President of Burundi Pierre Nkurunziza has launched his campaign on a national referendum that would change the constitution to allow for multiple seven-year terms in office – terms that he would be eligible to serve through 2034 if the changes go into effect.
Nkurunziza appeared Tuesday before throngs of Burundians in Bugendana, a town in the province of Gutenga that is central to Burundi’s history of conflict, to mark the official start of the campaign. The president said the constitutional changes were meant to put a permanent end to the country’s cycles of political and ethnic violence by ensuring strong institutions and their stability.
Nkurunziza said the changes would help Burundi to comply with legal requirements established for its participation in the East African Community, while removing “obsolete” elements of the constitution, the government said in a summary statement that did not specify reasons for the claim. He said that Burundians of all ethnicities and minorities, including gender, enjoy protections that will be maintained by the country’s constitution, but issued a stark warning against those who “would try to hinder the progress of this activity.”
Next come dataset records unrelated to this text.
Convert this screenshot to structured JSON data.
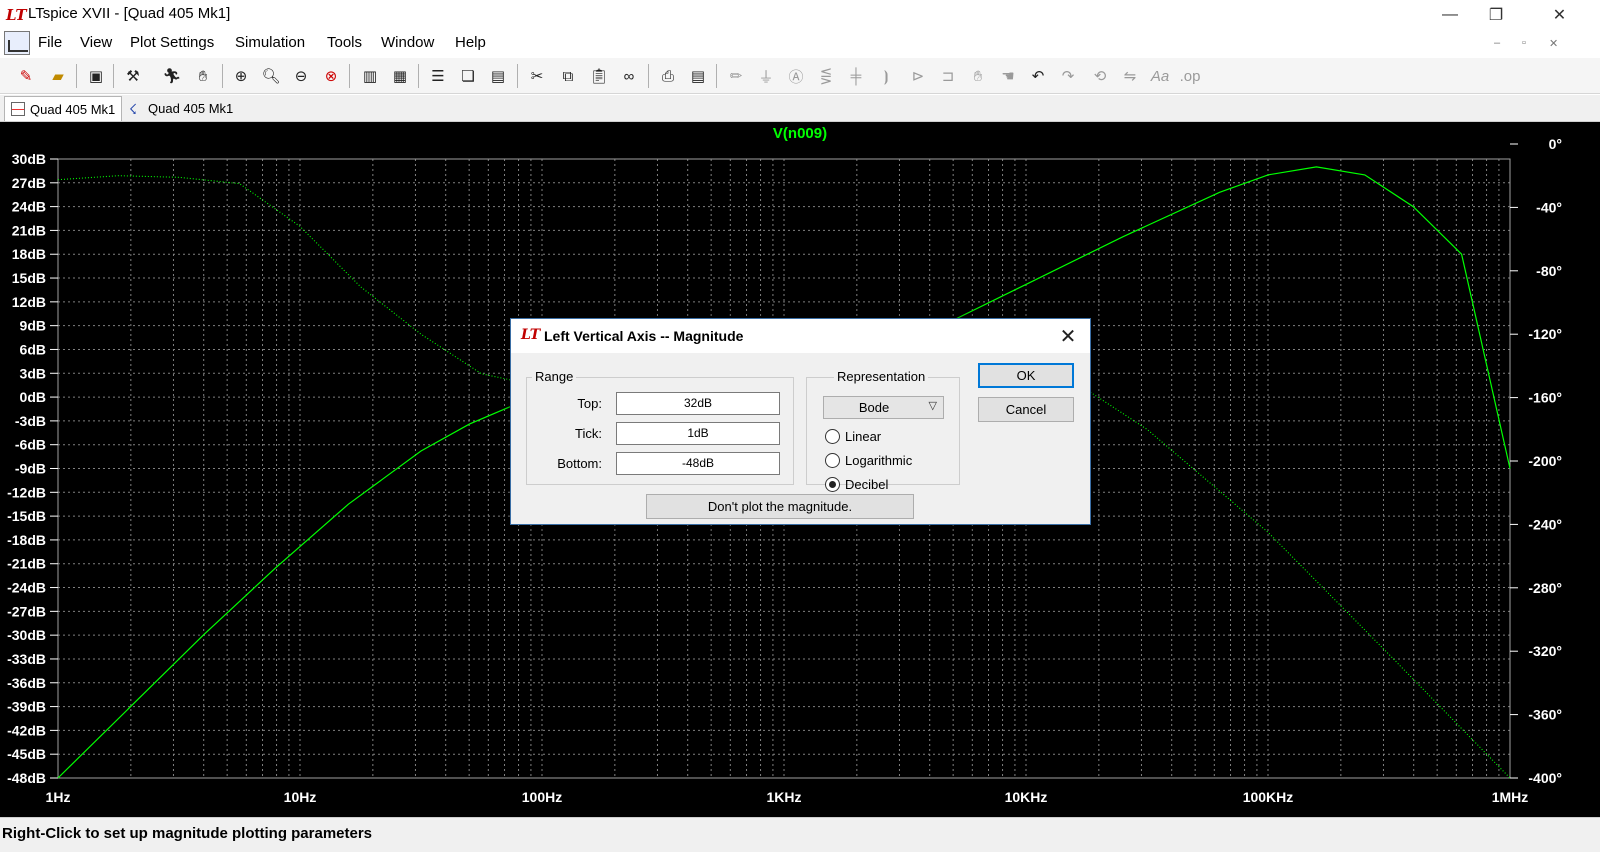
{
  "window": {
    "title": "LTspice XVII - [Quad 405 Mk1]",
    "logo": "LT",
    "minimize": "—",
    "restore": "❐",
    "close": "✕",
    "mdi_minimize": "‒",
    "mdi_restore": "▫",
    "mdi_close": "✕"
  },
  "menu": [
    "File",
    "View",
    "Plot Settings",
    "Simulation",
    "Tools",
    "Window",
    "Help"
  ],
  "toolbar": {
    "icons": [
      "new-schematic-icon",
      "open-icon",
      "save-icon",
      "control-panel-icon",
      "run-icon",
      "pan-hand-icon",
      "zoom-area-icon",
      "zoom-in-icon",
      "zoom-out-icon",
      "zoom-fit-icon",
      "autorange-icon",
      "cursor-icon",
      "tile-horizontal-icon",
      "cascade-icon",
      "tile-vertical-icon",
      "cut-icon",
      "copy-icon",
      "paste-icon",
      "find-icon",
      "print-icon",
      "print-setup-icon",
      "wire-icon",
      "ground-icon",
      "label-net-icon",
      "resistor-icon",
      "capacitor-icon",
      "inductor-icon",
      "diode-icon",
      "component-icon",
      "move-icon",
      "drag-icon",
      "undo-icon",
      "redo-icon",
      "rotate-icon",
      "mirror-icon",
      "text-icon",
      "spice-directive-icon"
    ]
  },
  "tabs": [
    {
      "label": "Quad 405 Mk1",
      "active": true
    },
    {
      "label": "Quad 405 Mk1",
      "active": false
    }
  ],
  "plot": {
    "trace_label": "V(n009)",
    "trace_color": "#00ff00",
    "left_axis": [
      "30dB",
      "27dB",
      "24dB",
      "21dB",
      "18dB",
      "15dB",
      "12dB",
      "9dB",
      "6dB",
      "3dB",
      "0dB",
      "-3dB",
      "-6dB",
      "-9dB",
      "-12dB",
      "-15dB",
      "-18dB",
      "-21dB",
      "-24dB",
      "-27dB",
      "-30dB",
      "-33dB",
      "-36dB",
      "-39dB",
      "-42dB",
      "-45dB",
      "-48dB"
    ],
    "right_axis": [
      "0°",
      "-40°",
      "-80°",
      "-120°",
      "-160°",
      "-200°",
      "-240°",
      "-280°",
      "-320°",
      "-360°",
      "-400°"
    ],
    "x_axis": [
      "1Hz",
      "10Hz",
      "100Hz",
      "1KHz",
      "10KHz",
      "100KHz",
      "1MHz"
    ],
    "magnitude_db": [
      [
        0,
        -48
      ],
      [
        0.3,
        -39
      ],
      [
        0.6,
        -30
      ],
      [
        0.9,
        -21.5
      ],
      [
        1.2,
        -13.5
      ],
      [
        1.5,
        -6.8
      ],
      [
        1.7,
        -3.4
      ],
      [
        1.9,
        -0.8
      ],
      [
        2.1,
        0.5
      ],
      [
        2.3,
        1.2
      ],
      [
        2.5,
        1.4
      ],
      [
        3.0,
        1.7
      ],
      [
        3.3,
        3.5
      ],
      [
        3.6,
        8.2
      ],
      [
        4.0,
        14.2
      ],
      [
        4.4,
        20.2
      ],
      [
        4.8,
        25.8
      ],
      [
        5.0,
        28.0
      ],
      [
        5.2,
        29.0
      ],
      [
        5.4,
        28.0
      ],
      [
        5.6,
        24.0
      ],
      [
        5.8,
        18.0
      ],
      [
        6.0,
        -9.0
      ]
    ],
    "phase_deg": [
      [
        0,
        -22.5
      ],
      [
        0.25,
        -20
      ],
      [
        0.5,
        -21
      ],
      [
        0.75,
        -25
      ],
      [
        1.0,
        -52
      ],
      [
        1.25,
        -90
      ],
      [
        1.5,
        -120
      ],
      [
        1.75,
        -145
      ],
      [
        2.0,
        -153
      ],
      [
        2.5,
        -152
      ],
      [
        3.0,
        -152
      ],
      [
        3.5,
        -140
      ],
      [
        4.0,
        -130
      ],
      [
        4.5,
        -180
      ],
      [
        5.0,
        -245
      ],
      [
        5.5,
        -322
      ],
      [
        6.0,
        -400
      ]
    ],
    "grid": true,
    "grid_color": "#808080",
    "background": "#000000"
  },
  "dialog": {
    "title": "Left Vertical Axis -- Magnitude",
    "range_group": "Range",
    "top_label": "Top:",
    "top_value": "32dB",
    "tick_label": "Tick:",
    "tick_value": "1dB",
    "bottom_label": "Bottom:",
    "bottom_value": "-48dB",
    "representation_group": "Representation",
    "representation_value": "Bode",
    "radio_linear": "Linear",
    "radio_log": "Logarithmic",
    "radio_decibel": "Decibel",
    "selected_radio": "Decibel",
    "ok": "OK",
    "cancel": "Cancel",
    "dont_plot": "Don't plot the magnitude."
  },
  "status": "Right-Click to set up magnitude plotting parameters"
}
Burundi’s move to change the constitution has raised alarm bells in the international community. It follows political violence and human rights abuses that escalated in 2015 when Nkurunziza announced he was seeking a third term, which was already a violation of the existing constitution and the Arusha Accords on which it is based.
In November, the International Criminal Court opened an investigation into alleged crimes and human rights violations despite Burundi’s withdrawal from ICC jurisdiction. Nkurunziza also has refused to cooperate with United Nations investigators, denying them access while Burundi denies all claims of violations.